“Everything.”

If you ask Carl Lewis Gibson (91) and his son-in-law Charles “Chuck” Davis what Veterans Day means to them, that’s the answer you’ll get. Without hesitation. Like all veterans, Carl and Charles know what that day represents; it’s about giving thanks to those who defended our country, giving us the freedoms we currently take for granted, and  paying tribute to those who came back wounded, or didn’t make it home at all, leaving behind shattered families.

Carl was still a teenager when he decided to enlist. His two older brothers, Douglas and Jerry Ellis, were stationed in England and Japan at the time, fighting the Nazis.

“I really looked up to my brothers, I loved them deeply,” Carl said. “They absolutely influenced my decision to join the fight.”

Since Carl knew his was going to be drafted anyway, he wanted a say in where he was ultimately going to serve.

“I wanted to join the Air Force. Being up in the sky was something that I wanted to do, so I went for it.”

Things didn’t work out that way, Gibson remembered.

“Instead of being up in the sky, I went under water,” he chuckled. “I became a submariner on the USS Rancador, stationed at Mare Island in California.”

The year was 1946 and although World War II had ended, the crew of 60 on the USS Rancador, a Baloa-class submarine that ran on diesel fuel, had to be battle-ready. The war may have ended at the time, but that peace was in its very early stages when Gibson joined. No one knew what the future had in store. Being battle-ready became second nature.

“My commanding officer was a man called Caine,” Gibson said. “He went by the name Killer Caine, because during one battle with a Japanese sub, his submarine ran out of torpedo’s. He did the next best thing when that happened; he rammed the Japanese submarine.” Caine and one of his crew were the sole survivors of that battle.

Going under water on board of a submarine never really frightened Gibson, he said.

“The only thing I always asked myself when we were going under was; did they close the hatch?”

 Gibson’s brothers both made it back from the war and Carl remembers vividly how relieved both his parents, and his two sisters, were when the family was reunited. After he was discharged, Carl Lewis Gibson would be in the navy Reserve for another 20 years.

A few decades later Gibson’s son-in-law, Charles Davis, was called to defend his country during the Vietnam War. He had married his high school sweetheart Linda, Carl’s daughter. They had just been blessed with their son, Charles Jr., when he received orders to serve his country in Thailand.

“When I was drafted it looked like I was going to join the Army,” Davis said. “But after I spoke with an Air Force recruiter, they took me right away.”

 The order to ship out came on his birthday. He left behind his wife and infant son and headed for Thailand, where he was stationed at the Royal Thai Air Force Base in Udorn, Thailand.

“I was part of a team that was tasked to make sure our planes could fly their missions across the border in Vietnam,” he said. “We had to make sure all the supplies and airplane parts where there for any repairs that had to be made.”

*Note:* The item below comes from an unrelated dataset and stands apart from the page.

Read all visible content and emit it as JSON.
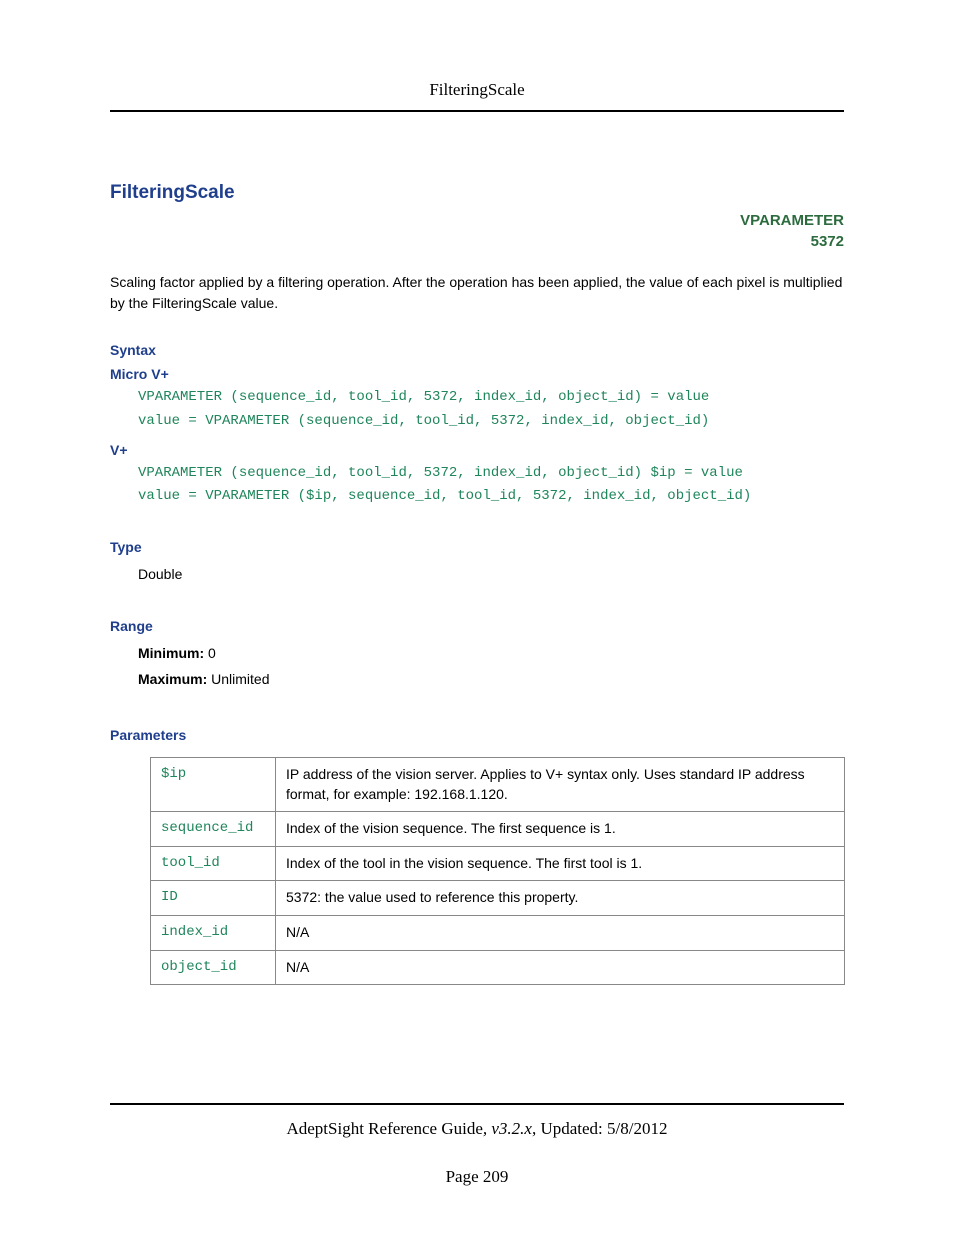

Being in the jungle, with the enemy sometimes literally just a stone’s throw away, meant that everyone on the base had to be alert at all times. It was a stressful time, but in the process Davis made friends for life with the men he served with.

“Those friendships endure to this day,” he said. “I went to Thailand knowing no one. I came back with friends for life.”

 Something that became a concern very early on was his exposure to Agent Orange, a chemical substance used by the U.S. military to remove dense tropical foliage that provided the enemy cover in the Vietnamese jungle.

“The planes we worked on would drop that chemical across the border, but the fuselage would be coated in that stuff,” Davis said. “It was dangerous.”

What perhaps made the most impact on a young Davis, was seeing his fallen brothers come through his base. Soldiers killed in action were brought to the Thai air base for their return home. Davis could take the tropical heat, the almost unbearable humidity and monsoon rains, that could last up to a month. But the sight of star spangled coffins getting ready to be flown home is something that tears him up to this day.

Davis would be in Thailand for a full year, but being away from his wife and son made their bond stronger, not weaker.

“We would write to each other every day,” his wife Linda said. “I wrote complete novels to him,” she remembered with a smile. “I just wanted him to know he was loved and we didn’t forget about him.”

Linda and Charles also sent each other audio tapes with messages of love and encouragement. They still have some of those recordings at their home in Dillwyn.

Both Carl and Charles are proud of their service to their country. Patriots through-and-through, Carl is a lifetime member of American Legion Post 74 and Charles was awarded the Vietnam Service Medal from the Air Force.

On Veterans Day they give thanks and pay tribute to those who deserve it most; veterans.

“To us, that means everything,” Carl Lewis Gibson said.